Tuesday, September 9, 2008

Sorry! But we're Indians

Is it a thing to be sorry about? To be an Indian... Not really! Though, the day doesn't seem too far away. We have managed to pick up so much from the western culture, and yet here are a few questions:

> We've managed to learn to respect people wearing shirts and suits, while we haven't still caught up with the stop-at-red-lights culture.
What is it about us that wants to make us unruly on the roads? Why can't we peacefully stop when the lights turn red? Is it that hard? Why can't we drive in a single lane? Why do we take pride in driving faster than other drivers?

> We've managed to learn how to build good roads, and yet lost the honesty involved in building them (look at the sorry state of the roads in my country...). Why are the roads always broken when there's rain? Why are some roads never repaired? Does our government have no money? Or no time?

> We've learnt to accept the rock culture (and gay parades...), and yet we don't have enough tolerance towards the different religions that color the people of our nation. Why don't we abolish all such religious practices that create friction between fellow earthlings? Why doesn't our government ban public religious activities altogether? Did Gautam Buddha acquire enlightenment in a crowd? Did any rshi or any sant ever find God or Allah in a temple or in a mosque? I say, break all the temples and all the mosques in this country and create houses for the poor and food for the underfed! Let God be in our hearts and not in some buildings of grandeur.

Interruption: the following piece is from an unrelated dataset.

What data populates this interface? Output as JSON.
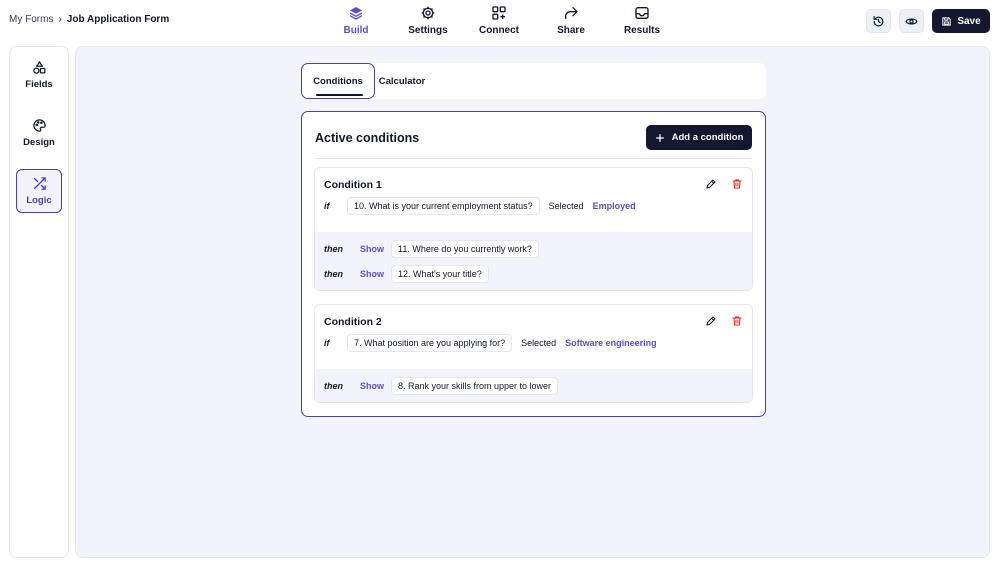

> We've learnt English as our medium of communication - a good thing since it links us with the world. But why have we lost touch with Sanskrit, Farsi and Urdu? Why have we forgotten these languages that define our culture? Why should all the authoritative books on Sanskrit and Urdu come from people of foreign origin when this is the land of their genesis?

> We've learnt how to make money (or have we?). But why are we headed in the same capitalist way that the US did? Why do we ever believe that their economic stances are superior to those taken by our ancients? At this time, I remember one small piece that our beloved martyr Bhagat Singh wrote: The light burns dim in the lamps of the needy, and in such light a thousand revolutions thrive!